Tom Roy is the RCMP's new Kootenay Boundary regional inspector.

From Fort Nelson to Nelson: Meet RCMP Insp. Tom Roy

Tom Roy is the RCMP's new Kootenay Boundary regional inspector, after spending 10 years in Fort Nelson.

Tom Roy doesn’t like sitting behind a desk.

Over the course of his 33-year career in the RCMP, Roy has been primarily stationed in remote, northern communities. He was stationed in Cape Dorset in Nunavet and most recently he spent 10 years in northern BC as the Fort Nelson detachment commander. His latest role as Kootenay Boundary regional inspector has provided quite a change of scenery.

“This is a different type of policing for me. I’m used to northern-style policing where you’re working petroleum-based communities, oil and gas. I’ve done First Nations policing all my service,” he said.

Roy, whose father and sister both served in the RCMP, said he’s been interested in police work since he was a child and considers himself a part of the “RCMP family”.

His two teenaged children are nearly graduated from high school, and he’s in the “final stages” of his career. When he saw the internal posting for the Nelson job, he applied for the position immediately.

Roy said one of the primary issues facing local RCMP officers is the rising number of mental health calls they’re currently fielding. He said government funding and cutbacks have left first responders to deal with people that aren’t receiving the help they need.

“I started 33 years ago in Alberta and mental health calls were so few and far between that when you did get one it was like `wow’. It was a big deal. Now we’re dealing with them every single day,” he said.

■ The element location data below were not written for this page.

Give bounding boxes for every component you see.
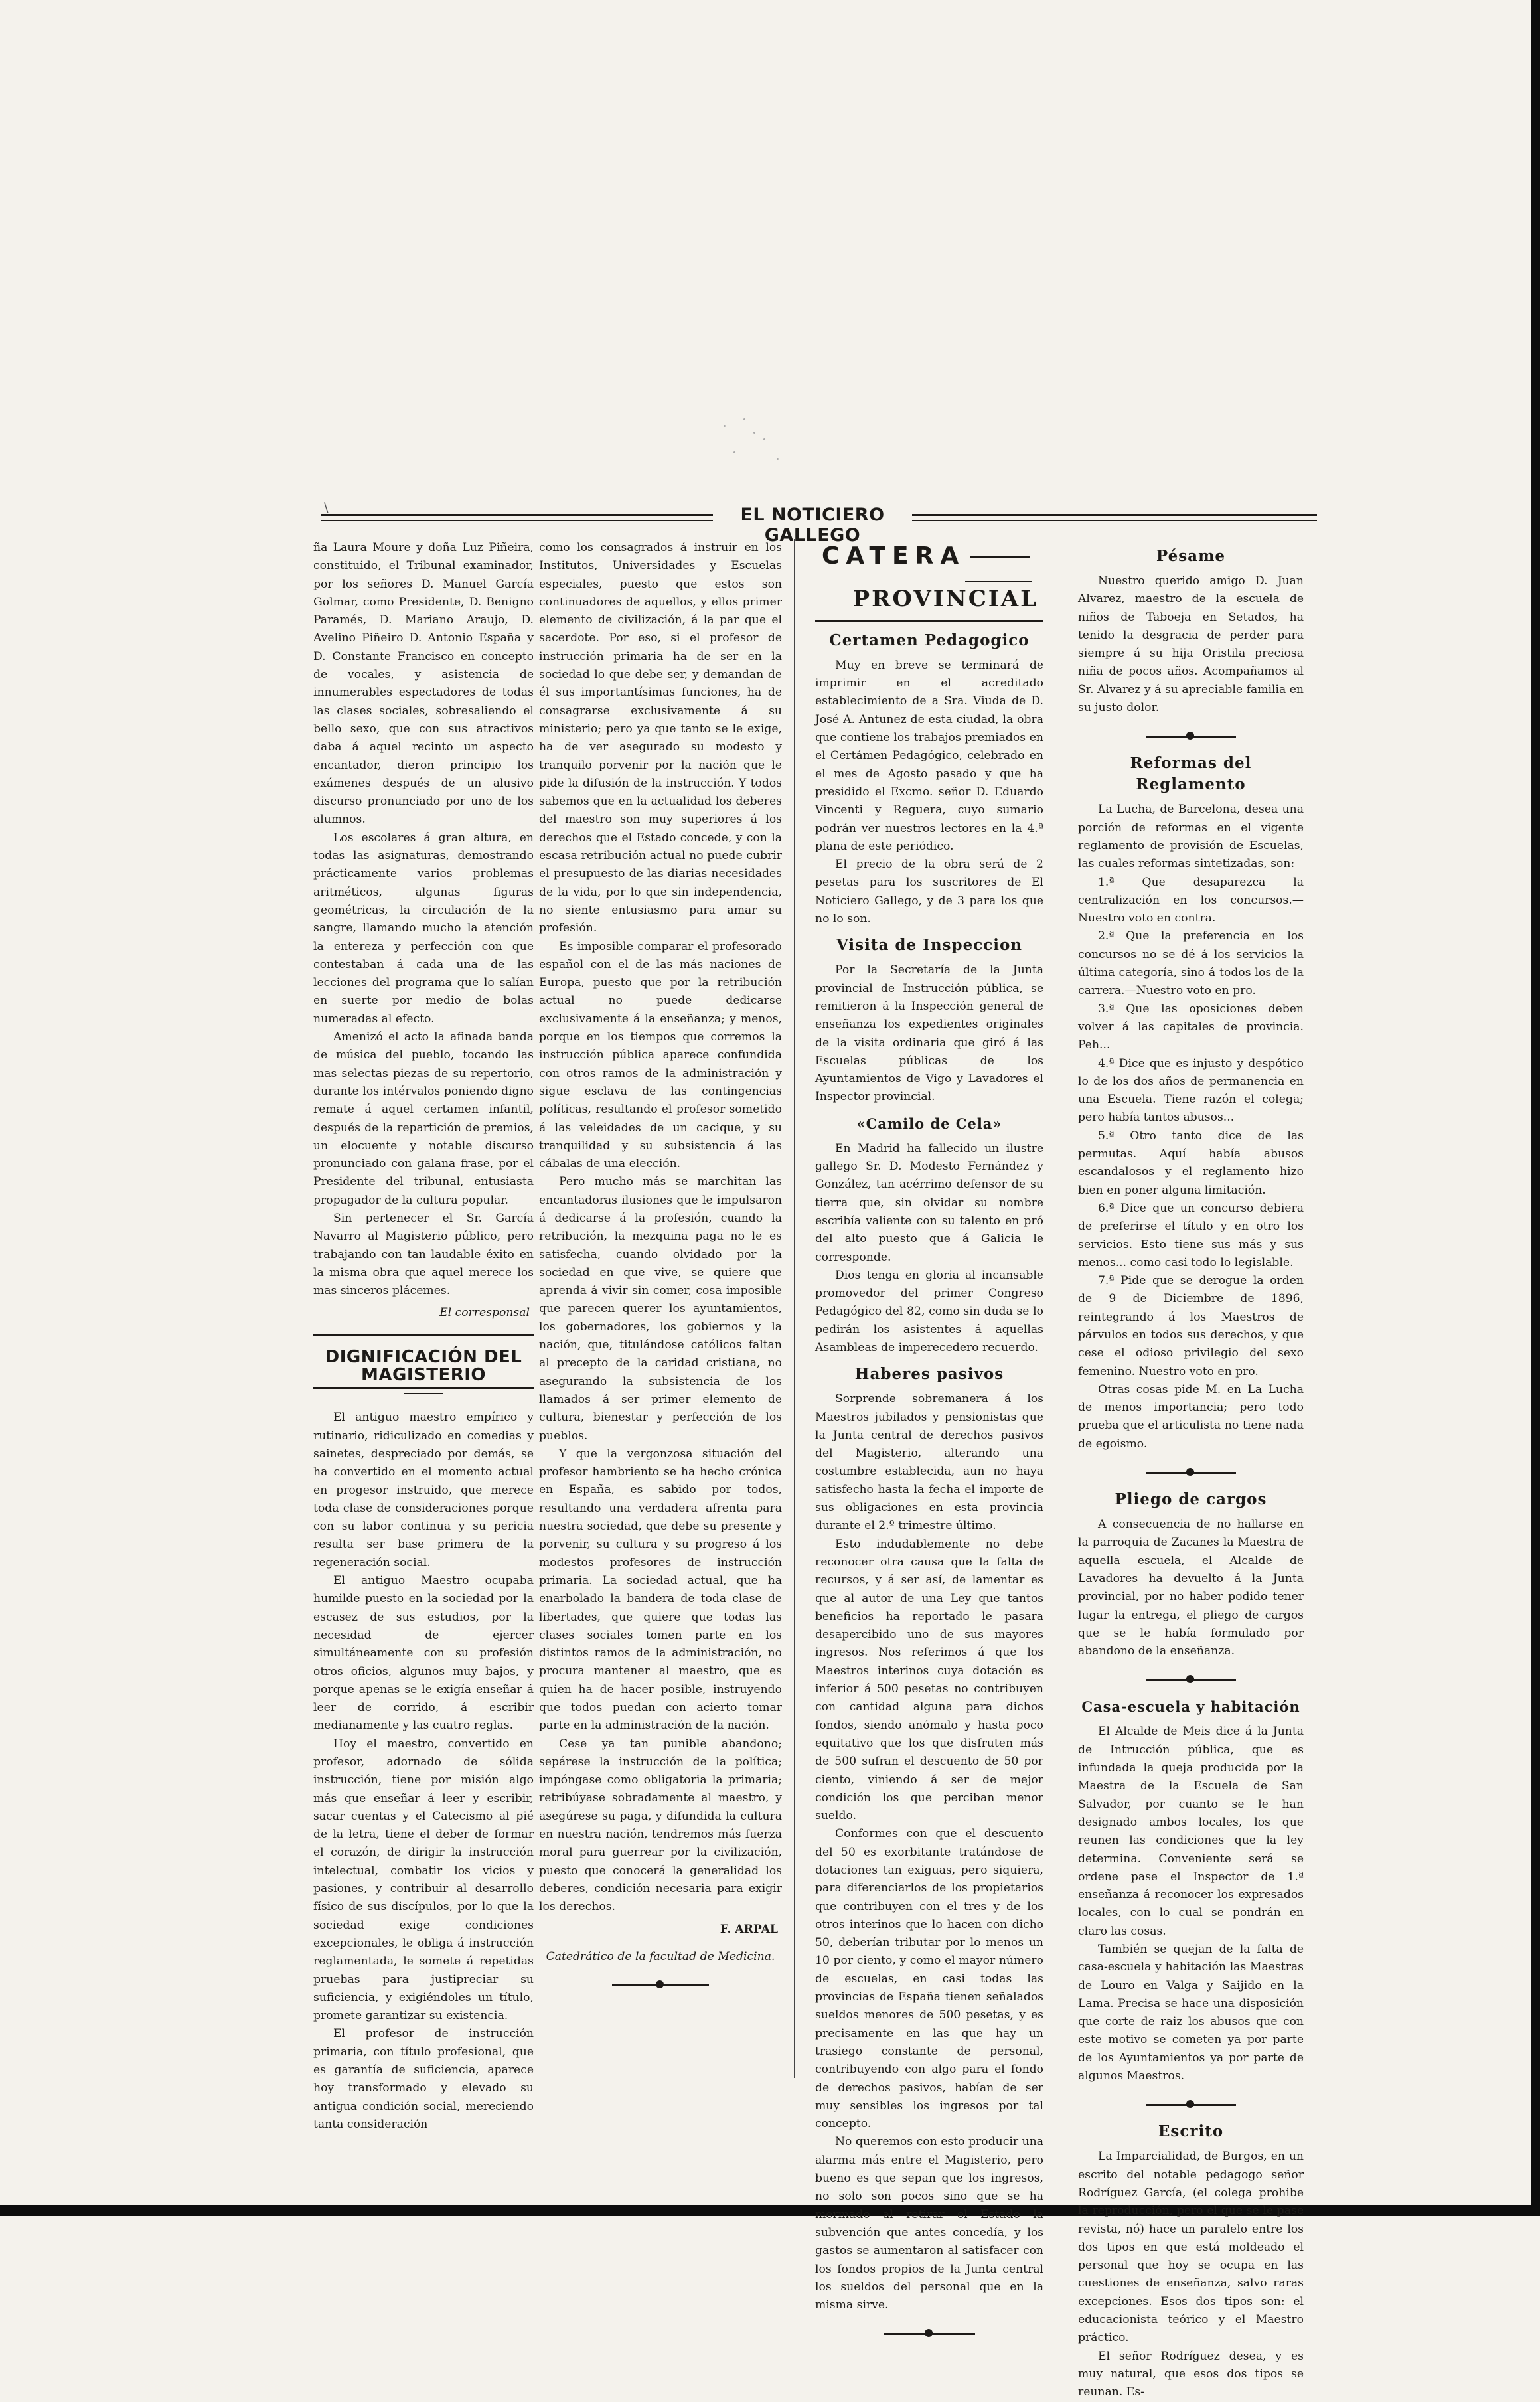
- section-divider: [313, 1334, 534, 1336]
- paragraph: Los escolares á gran altura, en todas las asignaturas, demostrando prácticamente varios problemas aritméticos, algunas figuras geométricas, la circulación de la sangre, llamando mucho la atención la entereza y perfección con que contestaban á cada una de las lecciones del programa que lo salían en suerte por medio de bolas numeradas al efecto.: [313, 831, 534, 1026]
- paragraph: Otras cosas pide M. en La Lucha de menos importancia; pero todo prueba que el articulista no tiene nada de egoismo.: [1078, 1382, 1304, 1451]
- paragraph: Y que la vergonzosa situación del profesor hambriento se ha hecho crónica en España, es sabido por todos, resultando una verdadera afrenta para nuestra sociedad, que debe su presente y porvenir, su cultura y su progreso á los modestos profesores de instrucción primaria. La sociedad actual, que ha enarbolado la bandera de toda clase de libertades, que quiere que todas las clases sociales tomen parte en los distintos ramos de la administración, no procura mantener al maestro, que es quien ha de hacer posible, instruyendo que todos puedan con acierto tomar parte en la administración de la nación.: [539, 1447, 782, 1733]
- ornament-divider: [539, 1980, 782, 1990]
- paragraph: La Lucha, de Barcelona, desea una porción de reformas en el vigente reglamento de provisión de Escuelas, las cuales reformas sintetizadas, son:: [1078, 803, 1304, 871]
- paragraph: Sorprende sobremanera á los Maestros jubilados y pensionistas que la Junta central de derechos pasivos del Magisterio, alterando una costumbre establecida, aun no haya satisfecho hasta la fecha el importe de sus obligaciones en esta provincia durante el 2.º trimestre último.: [815, 1392, 1043, 1533]
- paragraph: 7.ª Pide que se derogue la orden de 9 de Diciembre de 1896, reintegrando á los Maestros de párvulos en todos sus derechos, y que cese el odioso privilegio del sexo femenino. Nuestro voto en pro.: [1078, 1274, 1304, 1378]
- paragraph: Amenizó el acto la afinada banda de música del pueblo, tocando las mas selectas piezas de su repertorio, durante los intérvalos poniendo digno remate á aquel certamen infantil, después de la repartición de premios, un elocuente y notable discurso pronunciado con galana frase, por el Presidente del tribunal, entusiasta propagador de la cultura popular.: [313, 1030, 534, 1207]
- affiliation: Catedrático de la facultad de Medicina.: [546, 1949, 775, 1963]
- paragraph: Dios tenga en gloria al incansable promovedor del primer Congreso Pedagógico del 82, como sin duda se lo pedirán los asistentes á aquellas Asambleas de imperecedero recuerdo.: [815, 1268, 1043, 1354]
- section-title: Haberes pasivos: [854, 1365, 1004, 1384]
- paragraph: El antiguo Maestro ocupaba humilde puesto en la sociedad por la escasez de sus estudios, por la necesidad de ejercer simultáneamente con su profesión otros oficios, algunos muy bajos, y porque apenas se le exigía enseñar á leer de corrido, á escribir medianamente y las cuatro reglas.: [313, 1574, 534, 1733]
- flourish-icon: [965, 581, 1032, 582]
- paragraph: Sin pertenecer el Sr. García Navarro al Magisterio público, pero trabajando con tan laudable éxito en la misma obra que aquel merece los mas sinceros plácemes.: [313, 1211, 534, 1298]
- paragraph: Hoy el maestro, convertido en profesor, adornado de sólida instrucción, tiene por misión algo más que enseñar á leer y escribir, sacar cuentas y el Catecismo al pié de la letra, tiene el deber de formar el corazón, de dirigir la instrucción intelectual, combatir los vicios y pasiones, y contribuir al desarrollo físico de sus discípulos, por lo que la sociedad exige condiciones excepcionales, le obliga á instrucción reglamentada, le somete á repetidas pruebas para justipreciar su suficiencia, y exigiéndoles un título, promete garantizar su existencia.: [313, 1737, 534, 2023]
- paragraph: También se quejan de la falta de casa-escuela y habitación las Maestras de Louro en Valga y Saijido en la Lama. Precisa se hace una disposición que corte de raiz los abusos que con este motivo se cometen ya por parte de los Ayuntamientos ya por parte de algunos Maestros.: [1078, 1943, 1304, 2083]
- section-title: «Camilo de Cela»: [856, 1115, 1002, 1132]
- paragraph: 2.ª Que la preferencia en los concursos no se dé á los servicios la última categoría, sino á todos los de la carrera.—Nuestro voto en pro.: [1078, 929, 1304, 998]
- signature: El corresponsal: [439, 1306, 530, 1320]
- column-3: [815, 539, 1043, 2350]
- catera-label: CATERA: [822, 542, 966, 570]
- scan-speckle: [717, 412, 797, 471]
- scan-edge-bottom: [0, 2205, 1540, 2216]
- paragraph: 6.ª Dice que un concurso debiera de preferirse el título y en otro los servicios. Esto tiene sus más y sus menos... como casi todo lo legislable.: [1078, 1201, 1304, 1269]
- paragraph: El precio de la obra será de 2 pesetas para los suscritores de El Noticiero Gallego, y de 3 para los que no lo son.: [815, 858, 1043, 926]
- paragraph: Esto indudablemente no debe reconocer otra causa que la falta de recursos, y á ser así, de lamentar es que al autor de una Ley que tantos beneficios ha reportado le pasara desapercibido uno de sus mayores ingresos. Nos referimos á que los Maestros interinos cuya dotación es inferior á 500 pesetas no contribuyen con cantidad alguna para dichos fondos, siendo anómalo y hasta poco equitativo que los que disfruten más de 500 sufran el descuento de 50 por ciento, viniendo á ser de mejor condición los que perciban menor sueldo.: [815, 1537, 1043, 1823]
- section-title: Certamen Pedagogico: [829, 631, 1030, 649]
- section-title: Casa-escuela y habitación: [1081, 1698, 1300, 1716]
- paragraph: El Alcalde de Meis dice á la Junta de Intrucción pública, que es infundada la queja producida por la Maestra de la Escuela de San Salvador, por cuanto se le han designado ambos locales, los que reunen las condiciones que la ley determina. Conveniente será se ordene pase el Inspector de 1.ª enseñanza á reconocer los expresados locales, con lo cual se pondrán en claro las cosas.: [1078, 1725, 1304, 1938]
- ornament-divider: [1078, 1675, 1304, 1684]
- paragraph: El profesor de instrucción primaria, con título profesional, que es garantía de suficiencia, aparece hoy transformado y elevado su antigua condición social, mereciendo tanta consideración: [313, 2027, 534, 2131]
- ornament-divider: [1078, 1468, 1304, 1477]
- section-title: Pliego de cargos: [1115, 1490, 1267, 1509]
- paragraph: Nuestro querido amigo D. Juan Alvarez, maestro de la escuela de niños de Taboeja en Setados, ha tenido la desgracia de perder para siempre á su hija Oristila preciosa niña de pocos años. Acompañamos al Sr. Alvarez y á su apreciable familia en su justo dolor.: [1078, 574, 1304, 715]
- paragraph: 1.ª Que desaparezca la centralización en los concursos.—Nuestro voto en contra.: [1078, 875, 1304, 925]
- paragraph: El señor Rodríguez desea, y es muy natural, que esos dos tipos se reunan. Es-: [1078, 2349, 1304, 2399]
- paragraph: Es imposible comparar el profesorado español con el de las más naciones de Europa, puesto que por la retribución actual no puede dedicarse exclusivamente á la enseñanza; y menos, porque en los tiempos que corremos la instrucción pública aparece confundida con otros ramos de la administración y sigue esclava de las contingencias políticas, resultando el profesor sometido á las veleidades de un cacique, y su tranquilidad y su subsistencia á las cábalas de una elección.: [539, 939, 782, 1171]
- masthead-title: EL NOTICIERO GALLEGO: [740, 505, 885, 546]
- paragraph: El antiguo maestro empírico y rutinario, ridiculizado en comedias y sainetes, despreciado por demás, se ha convertido en el momento actual en progesor instruido, que merece toda clase de consideraciones porque con su labor continua y su pericia resulta ser base primera de la regeneración social.: [313, 1411, 534, 1569]
- paragraph: ña Laura Moure y doña Luz Piñeira, constituido, el Tribunal examinador, por los señores D. Manuel García Golmar, como Presidente, D. Benigno Paramés, D. Mariano Araujo, D. Avelino Piñeiro D. Antonio España y D. Constante Francisco en concepto de vocales, y asistencia de innumerables espectadores de todas las clases sociales, sobresaliendo el bello sexo, que con sus atractivos daba á aquel recinto un aspecto encantador, dieron principio los exámenes después de un alusivo discurso pronunciado por uno de los alumnos.: [313, 541, 534, 827]
- paragraph: En Madrid ha fallecido un ilustre gallego Sr. D. Modesto Fernández y González, tan acérrimo defensor de su tierra que, sin olvidar su nombre escribía valiente con su talento en pró del alto puesto que á Galicia le corresponde.: [815, 1141, 1043, 1264]
- paragraph: Pero mucho más se marchitan las encantadoras ilusiones que le impulsaron á dedicarse á la profesión, cuando la retribución, la mezquina paga no le es satisfecha, cuando olvidado por la sociedad en que vive, se quiere que aprenda á vivir sin comer, cosa imposible que parecen querer los ayuntamientos, los gobernadores, los gobiernos y la nación, que, titulándose católicos faltan al precepto de la caridad cristiana, no asegurando la subsistencia de los llamados á ser primer elemento de cultura, bienestar y perfección de los pueblos.: [539, 1175, 782, 1443]
- column-2: [539, 539, 782, 2002]
- section-title: Pésame: [1156, 547, 1226, 565]
- paragraph: como los consagrados á instruir en los Institutos, Universidades y Escuelas especiales, puesto que estos son continuadores de aquellos, y ellos primer elemento de civilización, á la par que el sacerdote. Por eso, si el profesor de instrucción primaria ha de ser en la sociedad lo que debe ser, y demandan de él sus importantísimas funciones, ha de consagrarse exclusivamente á su ministerio; pero ya que tanto se le exige, ha de ver asegurado su modesto y tranquilo porvenir por la nación que le pide la difusión de la instrucción. Y todos sabemos que en la actualidad los deberes del maestro son muy superiores á los derechos que el Estado concede, y con la escasa retribución actual no puede cubrir el presupuesto de las diarias necesidades de la vida, por lo que sin independencia, no siente entusiasmo para amar su profesión.: [539, 541, 782, 935]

“The problem is the resources needed to deal with mental health haven’t kept up with the demand of society today.”

He said the time officers spend helping people in mental distress has “exponentially quadrupled a dozen times over”, and has put a huge amount of stress on both the Nelson Police Department and the RCMP.

“We have some training but we’re not trained mental health workers,” he said, noting that a single call can take up to 3 or 4 officers off the street for the entire day. This necessitates a partnership between the two small policing organizations that they take advantage of every day.

“We wear different uniforms but we deal with the same things all the time. Mental health doesn’t stop at the border of Nelson,” he said.

Roy dismissed the idea that there’s any sort of combative relationship between the RCMP detachment and the cops.

“Nelson Police Department’s in the same boat we are. Unless mayor and council give them some money to hire more policemen, they’re not going to get any. Unless the provincial government’s going to pay us for more members, we won’t get any. So that’s why we need to work together to help each other out. That’s why we have a relatively good working relationship with them. All we have to do is pick up the phone and say ‘look, our guys are tied up on the north shore’ or ‘we got a call out at Blewett’ or ‘we’ve got a call on the highway’ and they go,” he said.

He said they also assist the Nelson Police Department by providing access to their forensic identification section, with their dog handler position and their general investigation squad. One Nelson police officer even works in their building.

Roy said he’s still settling into his new position.

“I spend more time behind the desk than I ever have, because I have a lot of people to do that stuff for me now. There’s no need for me to be out there on the road like I used to be, and that’s a fun part of the job, eh?” he said. So he’s planning, once he’s settled into a routine and established a good working environment, to get out into the community as much as he can.

“There’s a lot of stuff that needs to be done out there. People like to know who’s running the show. You want to be known out there,” he said.

“I want people to know we’re here all the time. I’m very approachable. I have absolutely no problem with anybody dropping by the detachment if they want to meet me, or if they have something to discuss, something we could do better. I don’t want to be one of those recluses nobody ever sees,” he said.

In the meantime, he’s getting a kick out of the Kootenay Lake view from his office window.

“I’ve never had a view like this in my life,” he said. “Can you believe that?”